My confusion also comes from the fact that: my neuropsychological problem may partly be related to some underlying medical issues and I am seeing several medical drs right now. Ironically when I expressed my concerns about my mental status to them, they all said I'm too smart and told me I am totally normal psychiatrically.

I have been in a little doubt about the psychiatric industry for some time since my first unpleasant, actually traumatic experience with them, and this time I thought I found a good one. Now I'm thinking about to move away from psychiatrists all together might be better for me? My insurance is very bad that almost no psychiatrists with good reviews online can be found on its list, and I'm very cautious to go to a mediocre or bad one. I am trying to find a ADD coach or therapist because psych med seems will unevitablly make you depend on someone that's not cool?
posted by pack2themoon at 7:13 PM on August 9, 2013

Psychoactive medication is generally very, very helpful for people with AD/HD. I think you probably need to find a provider who will prescribe medication for your condition. Psychiatrists can do this, as can most GPs, though I would not rely on a GP unless you already have a medication that is working well for you. However, in most states, the only people who can prescribe medications are those with an "MD" or "DO" after their names.

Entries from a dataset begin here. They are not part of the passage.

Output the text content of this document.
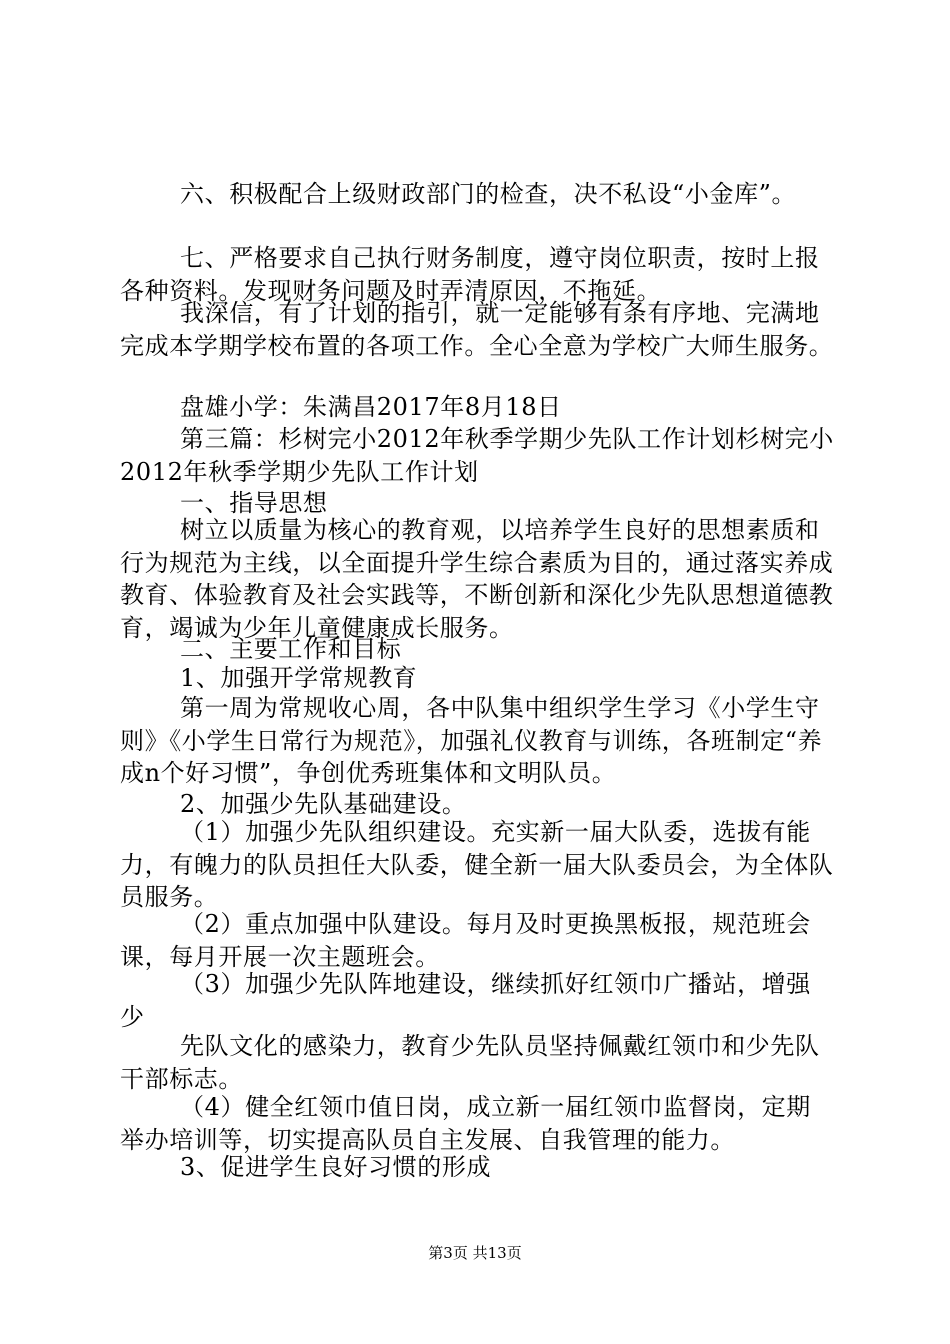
六、积极配合上级财政部门的检查，决不私设“小金库”。

七、严格要求自己执行财务制度，遵守岗位职责，按时上报各种资料。发现财务问题及时弄清原因，不拖延。

我深信，有了计划的指引，就一定能够有条有序地、完满地完成本学期学校布置的各项工作。全心全意为学校广大师生服务。

盘雄小学：朱满昌2017年8月18日

第三篇：杉树完小2012年秋季学期少先队工作计划杉树完小2012年秋季学期少先队工作计划

一、指导思想

树立以质量为核心的教育观，以培养学生良好的思想素质和行为规范为主线，以全面提升学生综合素质为目的，通过落实养成教育、体验教育及社会实践等，不断创新和深化少先队思想道德教育，竭诚为少年儿童健康成长服务。

二、主要工作和目标

1、加强开学常规教育

第一周为常规收心周，各中队集中组织学生学习《小学生守则》《小学生日常行为规范》，加强礼仪教育与训练，各班制定“养成n个好习惯”，争创优秀班集体和文明队员。

2、加强少先队基础建设。

（1）加强少先队组织建设。充实新一届大队委，选拔有能力，有魄力的队员担任大队委，健全新一届大队委员会，为全体队员服务。

（2）重点加强中队建设。每月及时更换黑板报，规范班会课，每月开展一次主题班会。

（3）加强少先队阵地建设，继续抓好红领巾广播站，增强少

先队文化的感染力，教育少先队员坚持佩戴红领巾和少先队干部标志。

（4）健全红领巾值日岗，成立新一届红领巾监督岗，定期举办培训等，切实提高队员自主发展、自我管理的能力。

3、促进学生良好习惯的形成

第3页 共13页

If you also want ongoing therapy, I would recommend finding an non-MD psychotherapist. Psychologists, social workers, marriage & family therapists, and professional counselors can give you weekly therapy. I would avoid anyone calling themselves a "life coach," since there is no governing body regulating anyone who calls themselves a "life coach" (which means that anyone can call themself a "coach" without any credentials or training).

As has been mentioned, most people see psychiatrists once every 4-8 weeks for medication management and see Masters-level therapists for weekly therapy. I think you may want to look into that sort of arrangement.